Am 12. Februar hatte die österreichische Bioethikkommission ihr Votum zum Thema Sterbehilfe abgegeben. Dabei zeigten sich abermals die beiden großen "Lager", die bei den Debatten immer wieder zu Tage treten: 16 der 25 Mitglieder befürworteten demnach eine Lockerung des strafrechtlichen Verbots der Mitwirkung am Suizid, während acht Mitglieder eine derartige Neuregelung als problematisch bezeichneten.
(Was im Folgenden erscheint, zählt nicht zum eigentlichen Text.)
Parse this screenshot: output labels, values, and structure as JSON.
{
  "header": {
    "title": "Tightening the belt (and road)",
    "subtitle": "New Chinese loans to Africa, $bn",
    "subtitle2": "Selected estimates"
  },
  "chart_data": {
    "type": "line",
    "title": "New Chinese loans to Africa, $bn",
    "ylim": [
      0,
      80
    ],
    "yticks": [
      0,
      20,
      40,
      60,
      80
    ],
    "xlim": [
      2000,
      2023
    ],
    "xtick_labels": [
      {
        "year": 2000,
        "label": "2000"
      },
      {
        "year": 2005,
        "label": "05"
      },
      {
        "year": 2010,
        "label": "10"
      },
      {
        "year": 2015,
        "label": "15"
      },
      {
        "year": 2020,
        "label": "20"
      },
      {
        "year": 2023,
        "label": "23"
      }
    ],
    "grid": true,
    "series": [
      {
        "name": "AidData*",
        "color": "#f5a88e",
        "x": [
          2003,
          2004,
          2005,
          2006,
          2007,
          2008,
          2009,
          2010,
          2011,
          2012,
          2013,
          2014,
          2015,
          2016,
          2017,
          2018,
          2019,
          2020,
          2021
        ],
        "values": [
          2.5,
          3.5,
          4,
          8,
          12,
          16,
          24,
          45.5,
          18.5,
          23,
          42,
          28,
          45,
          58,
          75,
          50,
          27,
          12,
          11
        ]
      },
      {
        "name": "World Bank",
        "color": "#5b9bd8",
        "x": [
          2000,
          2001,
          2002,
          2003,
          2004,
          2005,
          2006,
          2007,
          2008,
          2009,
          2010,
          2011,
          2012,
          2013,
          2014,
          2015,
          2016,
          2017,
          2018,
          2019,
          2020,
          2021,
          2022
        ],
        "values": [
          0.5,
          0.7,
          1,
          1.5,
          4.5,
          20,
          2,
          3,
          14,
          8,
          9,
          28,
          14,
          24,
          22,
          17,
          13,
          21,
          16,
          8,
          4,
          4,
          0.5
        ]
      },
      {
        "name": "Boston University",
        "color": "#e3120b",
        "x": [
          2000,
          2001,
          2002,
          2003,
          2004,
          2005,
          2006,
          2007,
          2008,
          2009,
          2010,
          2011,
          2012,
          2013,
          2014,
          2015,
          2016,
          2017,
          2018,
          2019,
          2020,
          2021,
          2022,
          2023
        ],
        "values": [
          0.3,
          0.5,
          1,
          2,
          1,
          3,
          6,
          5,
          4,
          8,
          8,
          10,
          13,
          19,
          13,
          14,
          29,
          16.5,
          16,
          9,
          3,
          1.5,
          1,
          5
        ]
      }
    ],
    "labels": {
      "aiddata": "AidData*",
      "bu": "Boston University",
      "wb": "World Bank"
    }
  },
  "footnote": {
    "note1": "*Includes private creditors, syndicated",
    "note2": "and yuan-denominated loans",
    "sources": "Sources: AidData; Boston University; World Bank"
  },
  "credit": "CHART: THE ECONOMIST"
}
Der Abschlussbericht, der insgesamt vier unterschiedliche Voten abbildet, soll möglichen Regierungsmaßnahmen eine Linie vorgeben.
Das Mehrheitsvotum spricht sich für Straflosigkeit für Angehörige und nahestehende Personen aus, die "einer an unheilbarer, zum Tode führenden Erkrankung mit begrenzter Lebenserwartung leidenden Person beim Suizid Hilfe leisten, sofern die Beweggründe - Loyalität oder Mitleid - verständlich seien. Der diese Handlung bisher betreffende Paragraph 78 im Strafgesetzbuch (StGB) sollte demnach gelockert werden.
Abweichend davon erklärten acht Kommissionsmitglieder, dass schon die derzeitige Rechtsordnung bei der Frage, ob in einem konkreten Fall rechtswidriges Verhaltens vorgelegen sei, den Einzelfall prüfe und Gewissensnot angemessen berücksichtige statt Pauschalurteile zu fällen, wie Befürworter argumentierten. Eine Abänderung des StGB-Paragraphen 78 würde ein völlig falsches Signal an die Gesellschaft richten und könnte dazu beitragen, dass assistierter Suizid zum Normalfall werde, so die Vertreter dieses Votums.